Depuis le bar, tous les convives ont été amenés à leur table dans la pénombre, chacun ayant posé sa main sur l'épaule de l'autre. L'Association Retina, oeuvrant pour la recherche sur la rétinite pigmentaire, (maladie de la vue), avait invité à la fois des personnes non-voyantes, mais également des voyants à qui l'on avait bandé les yeux pour un dîner dans le noir au Lycée Hôtelier de Marseille. Afin de réaliser l'événement, l'ensemble de l'équipe du lycée s'est mobilisée : la cuisine a travaillé les assiettes en associant des marqueurs forts que l'on pouvait reconnaître, comme le curry, le pain d'épices ou le poivron, mais il y avait aussi quelques pièges.
"Ambiance très conviviale"
Les cuisiniers sont même venus en salle afin d'assister à la dégustation, et pouvaient écouter les remarques de ceux qui tentaient de reconnaître les différents ingrédients composant les plats. Voyants et non-voyants se sont pris au jeu et à chaque table les paris allaient bon train. "Une seule personne a découvert qu'il y avait du topinambour, par contre d'autres ont pensé goûter des champignons alors qu'il n'y en avait pas !", raconte Jacqueline Metz, professeur de technique de service et d'accueil. "Tous ces échanges ont permis de créer une ambiance très conviviale à chaque table." Le dressage était lui aussi adapté, puisque l'élément principal était placé devant et les garnitures disposées autour dans le sens des aiguilles d'une montre, car c'est ainsi que les personnes non-voyantes ont l'habitude de déguster.

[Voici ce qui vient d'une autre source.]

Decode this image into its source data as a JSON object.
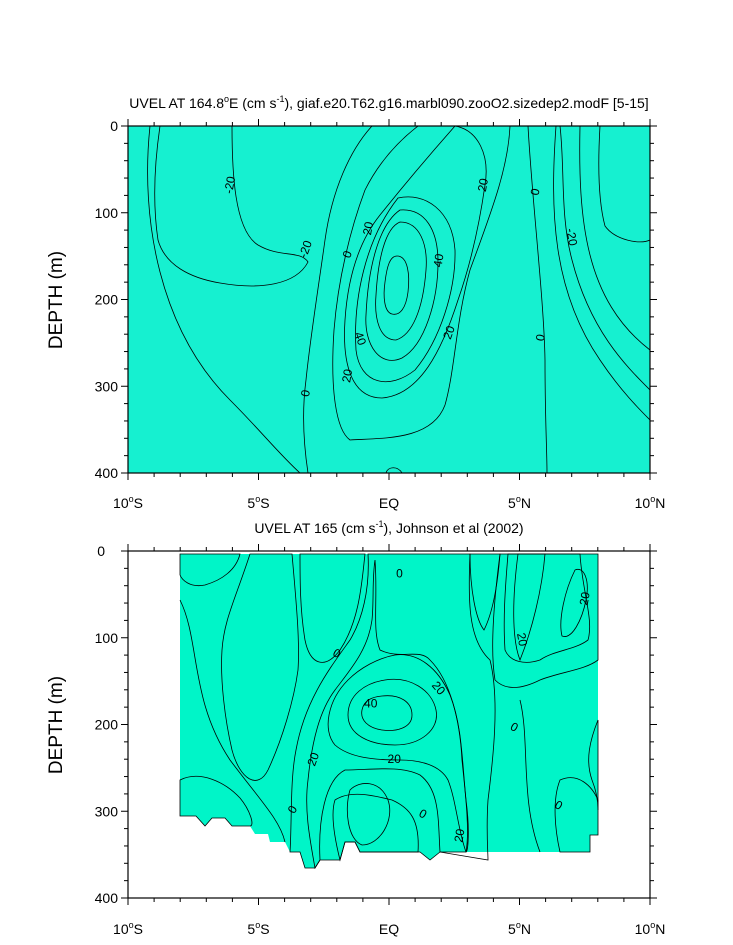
{
  "chart_data": [
    {
      "type": "contour",
      "title": "UVEL AT 164.8°E (cm s-1), giaf.e20.T62.g16.marbl090.zooO2.sizedep2.modF [5-15]",
      "title_parts": {
        "prefix": "UVEL AT 164.8",
        "deg": "o",
        "mid": "E (cm s",
        "exp": "-1",
        "suffix": "), giaf.e20.T62.g16.marbl090.zooO2.sizedep2.modF [5-15]"
      },
      "ylabel": "DEPTH (m)",
      "xlim": [
        -10,
        10
      ],
      "ylim": [
        400,
        0
      ],
      "xticks": [
        {
          "value": -10,
          "num": "10",
          "deg": "o",
          "hem": "S"
        },
        {
          "value": -5,
          "num": "5",
          "deg": "o",
          "hem": "S"
        },
        {
          "value": 0,
          "num": "EQ",
          "deg": "",
          "hem": ""
        },
        {
          "value": 5,
          "num": "5",
          "deg": "o",
          "hem": "N"
        },
        {
          "value": 10,
          "num": "10",
          "deg": "o",
          "hem": "N"
        }
      ],
      "yticks": [
        0,
        100,
        200,
        300,
        400
      ],
      "contour_labels": [
        {
          "text": "-20",
          "lat": -6.1,
          "depth": 68,
          "rot": -80
        },
        {
          "text": "-20",
          "lat": -3.2,
          "depth": 142,
          "rot": -70
        },
        {
          "text": "-20",
          "lat": 7.0,
          "depth": 128,
          "rot": 80
        },
        {
          "text": "0",
          "lat": -1.6,
          "depth": 148,
          "rot": -70
        },
        {
          "text": "0",
          "lat": -3.2,
          "depth": 308,
          "rot": -80
        },
        {
          "text": "0",
          "lat": 5.6,
          "depth": 76,
          "rot": -80
        },
        {
          "text": "0",
          "lat": 5.8,
          "depth": 244,
          "rot": -80
        },
        {
          "text": "20",
          "lat": -0.8,
          "depth": 118,
          "rot": -80
        },
        {
          "text": "20",
          "lat": -1.6,
          "depth": 288,
          "rot": -80
        },
        {
          "text": "20",
          "lat": 2.3,
          "depth": 238,
          "rot": -70
        },
        {
          "text": "20",
          "lat": 3.6,
          "depth": 68,
          "rot": -80
        },
        {
          "text": "40",
          "lat": -1.1,
          "depth": 245,
          "rot": 70
        },
        {
          "text": "40",
          "lat": 1.9,
          "depth": 155,
          "rot": -80
        }
      ]
    },
    {
      "type": "contour",
      "title": "UVEL AT 165 (cm s-1), Johnson et al (2002)",
      "title_parts": {
        "prefix": "UVEL AT 165",
        "deg": "",
        "mid": " (cm s",
        "exp": "-1",
        "suffix": "), Johnson et al (2002)"
      },
      "ylabel": "DEPTH (m)",
      "xlim": [
        -10,
        10
      ],
      "ylim": [
        400,
        0
      ],
      "xticks": [
        {
          "value": -10,
          "num": "10",
          "deg": "o",
          "hem": "S"
        },
        {
          "value": -5,
          "num": "5",
          "deg": "o",
          "hem": "S"
        },
        {
          "value": 0,
          "num": "EQ",
          "deg": "",
          "hem": ""
        },
        {
          "value": 5,
          "num": "5",
          "deg": "o",
          "hem": "N"
        },
        {
          "value": 10,
          "num": "10",
          "deg": "o",
          "hem": "N"
        }
      ],
      "yticks": [
        0,
        100,
        200,
        300,
        400
      ],
      "contour_labels": [
        {
          "text": "0",
          "lat": 0.4,
          "depth": 26,
          "rot": 0
        },
        {
          "text": "0",
          "lat": -2.0,
          "depth": 118,
          "rot": 30
        },
        {
          "text": "0",
          "lat": -3.7,
          "depth": 298,
          "rot": -60
        },
        {
          "text": "0",
          "lat": 1.3,
          "depth": 303,
          "rot": 30
        },
        {
          "text": "0",
          "lat": 4.8,
          "depth": 203,
          "rot": 30
        },
        {
          "text": "0",
          "lat": 6.5,
          "depth": 293,
          "rot": 30
        },
        {
          "text": "20",
          "lat": 7.5,
          "depth": 55,
          "rot": -80
        },
        {
          "text": "20",
          "lat": 5.1,
          "depth": 102,
          "rot": 80
        },
        {
          "text": "20",
          "lat": 1.9,
          "depth": 158,
          "rot": 50
        },
        {
          "text": "20",
          "lat": -2.9,
          "depth": 240,
          "rot": -70
        },
        {
          "text": "20",
          "lat": 0.2,
          "depth": 240,
          "rot": 0
        },
        {
          "text": "20",
          "lat": 2.7,
          "depth": 328,
          "rot": -80
        },
        {
          "text": "40",
          "lat": -0.7,
          "depth": 176,
          "rot": 0
        }
      ]
    }
  ],
  "colors": {
    "neg20": "#36E5FA",
    "neg40": "#19C2F8",
    "neg0": "#16F0D0",
    "pos0": "#4CE804",
    "pos20": "#82FC0C",
    "pos30": "#FFF820",
    "pos40": "#FFD20A",
    "pos50": "#FFB714",
    "pos60": "#F5961C",
    "obs_neg0": "#00F5C8",
    "obs_neg20": "#00FFF2"
  }
}
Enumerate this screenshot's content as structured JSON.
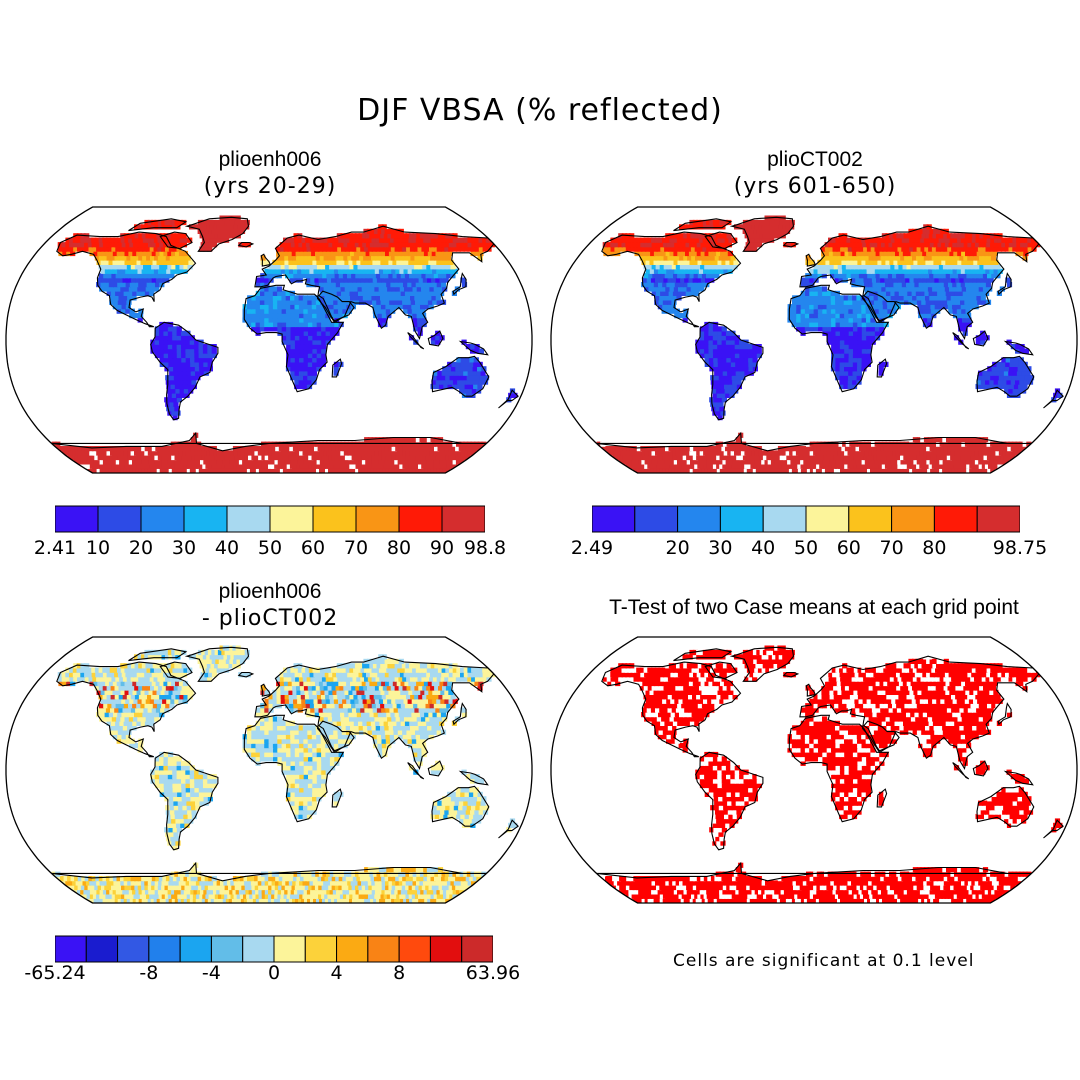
{
  "title": "DJF VBSA (% reflected)",
  "panels": [
    {
      "id": "p1",
      "kind": "value",
      "name": "plioenh006",
      "subtitle": "(yrs 20-29)",
      "colorbar": {
        "colors": [
          "#3a12f5",
          "#2d4be6",
          "#2486ee",
          "#18b4f2",
          "#a8d9f0",
          "#fcf49a",
          "#fbc21c",
          "#f99515",
          "#ff1a06",
          "#d52d2e"
        ],
        "labels": [
          "2.41",
          "10",
          "20",
          "30",
          "40",
          "50",
          "60",
          "70",
          "80",
          "90",
          "98.8"
        ],
        "label_pos": [
          0,
          0.1,
          0.2,
          0.3,
          0.4,
          0.5,
          0.6,
          0.7,
          0.8,
          0.9,
          1.0
        ]
      },
      "theme": "albedo"
    },
    {
      "id": "p2",
      "kind": "value",
      "name": "plioCT002",
      "subtitle": "(yrs 601-650)",
      "colorbar": {
        "colors": [
          "#3a12f5",
          "#2d4be6",
          "#2486ee",
          "#18b4f2",
          "#a8d9f0",
          "#fcf49a",
          "#fbc21c",
          "#f99515",
          "#ff1a06",
          "#d52d2e"
        ],
        "labels": [
          "2.49",
          "20",
          "30",
          "40",
          "50",
          "60",
          "70",
          "80",
          "98.75"
        ],
        "label_pos": [
          0,
          0.2,
          0.3,
          0.4,
          0.5,
          0.6,
          0.7,
          0.8,
          1.0
        ]
      },
      "theme": "albedo"
    },
    {
      "id": "p3",
      "kind": "difference",
      "name": "plioenh006",
      "subtitle": "- plioCT002",
      "colorbar": {
        "colors": [
          "#3a12f5",
          "#1a1ccf",
          "#3258e4",
          "#2180ec",
          "#1ba5f0",
          "#62bde8",
          "#a8d9f0",
          "#fcf49a",
          "#fcd23a",
          "#fbaa13",
          "#f98315",
          "#ff4a0d",
          "#e20e0e",
          "#cc2a2a"
        ],
        "labels": [
          "-65.24",
          "-8",
          "-4",
          "0",
          "4",
          "8",
          "63.96"
        ],
        "label_pos": [
          0,
          0.2143,
          0.3571,
          0.5,
          0.6429,
          0.7857,
          1.0
        ]
      },
      "theme": "diff"
    },
    {
      "id": "p4",
      "kind": "ttest",
      "name": "T-Test of two Case means at each grid point",
      "note": "Cells are significant at 0.1 level",
      "colors": {
        "significant": "#ff0000",
        "not_significant": "#ffffff"
      },
      "theme": "ttest"
    }
  ]
}
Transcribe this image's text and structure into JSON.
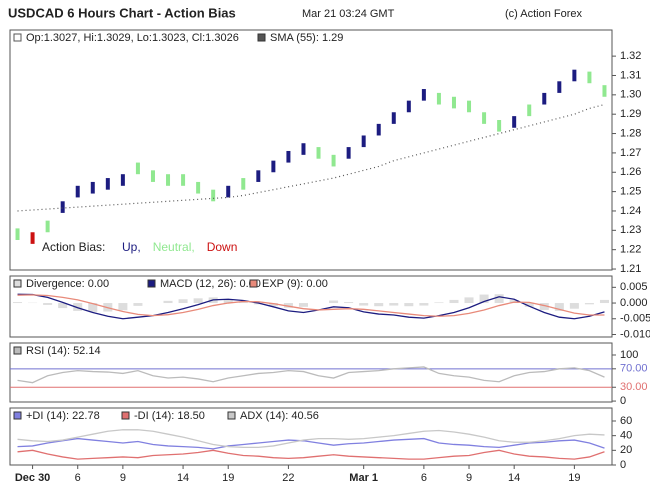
{
  "header": {
    "title": "USDCAD 6 Hours Chart - Action Bias",
    "time": "Mar 21 03:24 GMT",
    "credit": "(c) Action Forex"
  },
  "chart_data": [
    {
      "type": "range-bar",
      "info": "Op:1.3027, Hi:1.3029, Lo:1.3023, Cl:1.3026",
      "categories": [
        null,
        "Dec 30",
        null,
        null,
        "6",
        null,
        null,
        "9",
        null,
        null,
        null,
        "14",
        null,
        null,
        "19",
        null,
        null,
        null,
        "22",
        null,
        null,
        null,
        null,
        "Mar 1",
        null,
        null,
        null,
        "6",
        null,
        null,
        "9",
        null,
        null,
        "14",
        null,
        null,
        null,
        "19",
        null,
        null
      ],
      "low": [
        1.225,
        1.223,
        1.229,
        1.239,
        1.247,
        1.249,
        1.251,
        1.253,
        1.259,
        1.255,
        1.253,
        1.253,
        1.249,
        1.245,
        1.247,
        1.251,
        1.255,
        1.26,
        1.265,
        1.269,
        1.267,
        1.263,
        1.267,
        1.273,
        1.279,
        1.285,
        1.291,
        1.297,
        1.295,
        1.293,
        1.291,
        1.285,
        1.281,
        1.283,
        1.289,
        1.295,
        1.301,
        1.307,
        1.306,
        1.299
      ],
      "high": [
        1.231,
        1.229,
        1.235,
        1.245,
        1.253,
        1.255,
        1.257,
        1.259,
        1.265,
        1.261,
        1.259,
        1.259,
        1.255,
        1.251,
        1.253,
        1.257,
        1.261,
        1.266,
        1.271,
        1.275,
        1.273,
        1.269,
        1.273,
        1.279,
        1.285,
        1.291,
        1.297,
        1.303,
        1.301,
        1.299,
        1.297,
        1.291,
        1.287,
        1.289,
        1.295,
        1.301,
        1.307,
        1.313,
        1.312,
        1.305
      ],
      "colors": [
        "#90e890",
        "#cc1111",
        "#90e890",
        "#1c1c80",
        "#1c1c80",
        "#1c1c80",
        "#1c1c80",
        "#1c1c80",
        "#90e890",
        "#90e890",
        "#90e890",
        "#90e890",
        "#90e890",
        "#90e890",
        "#1c1c80",
        "#90e890",
        "#1c1c80",
        "#1c1c80",
        "#1c1c80",
        "#1c1c80",
        "#90e890",
        "#90e890",
        "#1c1c80",
        "#1c1c80",
        "#1c1c80",
        "#1c1c80",
        "#1c1c80",
        "#1c1c80",
        "#90e890",
        "#90e890",
        "#90e890",
        "#90e890",
        "#90e890",
        "#1c1c80",
        "#90e890",
        "#1c1c80",
        "#1c1c80",
        "#1c1c80",
        "#90e890",
        "#90e890"
      ],
      "bias_label": "Action Bias:",
      "bias_legend": [
        {
          "label": "Up,",
          "color": "#1c1c80"
        },
        {
          "label": "Neutral,",
          "color": "#90e890"
        },
        {
          "label": "Down",
          "color": "#cc1111"
        }
      ],
      "series": [
        {
          "name": "SMA (55): 1.29",
          "color": "#555555",
          "type": "line",
          "values": [
            1.24,
            1.2405,
            1.241,
            1.2415,
            1.242,
            1.2425,
            1.243,
            1.2435,
            1.244,
            1.2445,
            1.245,
            1.2455,
            1.246,
            1.2465,
            1.247,
            1.248,
            1.2495,
            1.251,
            1.2525,
            1.254,
            1.2555,
            1.257,
            1.259,
            1.261,
            1.263,
            1.266,
            1.268,
            1.27,
            1.272,
            1.274,
            1.276,
            1.278,
            1.28,
            1.282,
            1.284,
            1.286,
            1.288,
            1.29,
            1.293,
            1.295
          ]
        }
      ],
      "ylim": [
        1.2095,
        1.3335
      ],
      "yticks": [
        1.21,
        1.22,
        1.23,
        1.24,
        1.25,
        1.26,
        1.27,
        1.28,
        1.29,
        {
          "value": 1.3,
          "label": "1.30"
        },
        1.31,
        1.32
      ]
    },
    {
      "type": "indicator",
      "series": [
        {
          "name": "Divergence: 0.00",
          "color": "#dddddd",
          "type": "bar",
          "values": [
            0.0003,
            0.0001,
            -0.0006,
            -0.0016,
            -0.0025,
            -0.0028,
            -0.0027,
            -0.0023,
            -0.0009,
            0,
            0.0007,
            0.0012,
            0.0015,
            0.0018,
            0.0012,
            0.0003,
            -0.0004,
            -0.001,
            -0.0015,
            -0.0012,
            0,
            0.0008,
            0.0003,
            -0.0008,
            -0.001,
            -0.0008,
            -0.001,
            -0.0008,
            0.0002,
            0.001,
            0.0018,
            0.0027,
            0.0028,
            0.0009,
            -0.0012,
            -0.0022,
            -0.0025,
            -0.0018,
            -0.0004,
            0.001
          ]
        },
        {
          "name": "MACD (12, 26): 0.00",
          "color": "#1c1c80",
          "type": "line",
          "values": [
            0.0028,
            0.0027,
            0.0018,
            0.0002,
            -0.0015,
            -0.003,
            -0.0042,
            -0.005,
            -0.0045,
            -0.004,
            -0.003,
            -0.0018,
            -0.0005,
            0.001,
            0.0012,
            0.0008,
            0,
            -0.0012,
            -0.0025,
            -0.003,
            -0.0022,
            -0.0012,
            -0.0015,
            -0.0028,
            -0.0035,
            -0.0038,
            -0.0045,
            -0.0048,
            -0.004,
            -0.003,
            -0.0015,
            0.0005,
            0.002,
            0.0012,
            -0.001,
            -0.003,
            -0.0045,
            -0.005,
            -0.0042,
            -0.0028
          ]
        },
        {
          "name": "EXP (9): 0.00",
          "color": "#e88a7a",
          "type": "line",
          "values": [
            0.0025,
            0.0026,
            0.0024,
            0.0018,
            0.001,
            -0.0002,
            -0.0015,
            -0.0027,
            -0.0036,
            -0.004,
            -0.0037,
            -0.003,
            -0.002,
            -0.0008,
            0,
            0.0005,
            0.0004,
            -0.0002,
            -0.001,
            -0.0018,
            -0.0022,
            -0.002,
            -0.0018,
            -0.002,
            -0.0025,
            -0.003,
            -0.0035,
            -0.004,
            -0.0042,
            -0.004,
            -0.0033,
            -0.0022,
            -0.0008,
            0.0003,
            0.0002,
            -0.0008,
            -0.002,
            -0.0032,
            -0.0038,
            -0.0038
          ]
        }
      ],
      "ylim": [
        -0.0108,
        0.0086
      ],
      "yticks": [
        0.005,
        {
          "value": 0,
          "label": "0.000"
        },
        -0.005,
        {
          "value": -0.01,
          "label": "-0.010"
        }
      ]
    },
    {
      "type": "indicator",
      "series": [
        {
          "name": "RSI (14): 52.14",
          "color": "#bbbbbb",
          "type": "line",
          "values": [
            45,
            40,
            55,
            62,
            66,
            64,
            63,
            60,
            66,
            55,
            50,
            52,
            48,
            42,
            50,
            55,
            60,
            62,
            66,
            64,
            55,
            50,
            62,
            64,
            66,
            70,
            72,
            74,
            60,
            55,
            52,
            45,
            42,
            55,
            62,
            64,
            70,
            72,
            66,
            52
          ]
        }
      ],
      "levels": [
        {
          "value": 70,
          "color": "#7070d0"
        },
        {
          "value": 30,
          "color": "#e07070"
        }
      ],
      "ylim": [
        -2,
        126
      ],
      "yticks": [
        100,
        {
          "value": 70,
          "label": "70.00"
        },
        {
          "value": 30,
          "label": "30.00"
        },
        0
      ]
    },
    {
      "type": "indicator",
      "series": [
        {
          "name": "+DI (14): 22.78",
          "color": "#8080e0",
          "type": "line",
          "values": [
            25,
            26,
            30,
            33,
            36,
            34,
            32,
            30,
            32,
            28,
            26,
            25,
            24,
            22,
            26,
            28,
            30,
            32,
            34,
            33,
            30,
            27,
            29,
            30,
            32,
            34,
            35,
            36,
            30,
            28,
            27,
            25,
            24,
            27,
            30,
            31,
            33,
            34,
            30,
            23
          ]
        },
        {
          "name": "-DI (14): 18.50",
          "color": "#e07070",
          "type": "line",
          "values": [
            18,
            20,
            15,
            11,
            8,
            9,
            10,
            11,
            10,
            13,
            14,
            15,
            17,
            20,
            16,
            13,
            12,
            10,
            9,
            10,
            12,
            14,
            12,
            11,
            10,
            9,
            8,
            8,
            10,
            12,
            13,
            17,
            20,
            15,
            12,
            11,
            9,
            8,
            11,
            18
          ]
        },
        {
          "name": "ADX (14): 40.56",
          "color": "#c8c8c8",
          "type": "line",
          "values": [
            35,
            33,
            32,
            34,
            38,
            42,
            46,
            48,
            48,
            46,
            42,
            38,
            33,
            28,
            25,
            24,
            24,
            26,
            30,
            34,
            36,
            36,
            35,
            36,
            38,
            40,
            43,
            46,
            47,
            45,
            42,
            38,
            33,
            31,
            31,
            33,
            36,
            40,
            42,
            41
          ]
        }
      ],
      "ylim": [
        0,
        77.7
      ],
      "yticks": [
        60,
        40,
        20,
        0
      ]
    }
  ]
}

En salle, les serveurs ont organisé l'accompagnement des clients à leur place avec beaucoup d'attention, et ont poursuivi le service avec un rythme différent : "Ils ont pris leur temps, car ils se sont mis au diapason de leurs clients. Ils savaient bien que personne ne les voyait, pourtant ils ont gardé la même rigueur. Le plat principal était sous cloche, ils ont fait très attention à se synchroniser afin de tous déclocher en même temps. Les convives n'ont rien vu, mais ils ont senti le déplacement de l'air, les odeurs : il se passait quelque chose." Jacqueline Metz est très fière de ses élèves : "Ils sont allés au-delà de mes attentes. Plus que gentils, ils ont montré qu'ils devenaient de vrais professionnels de l'accueil."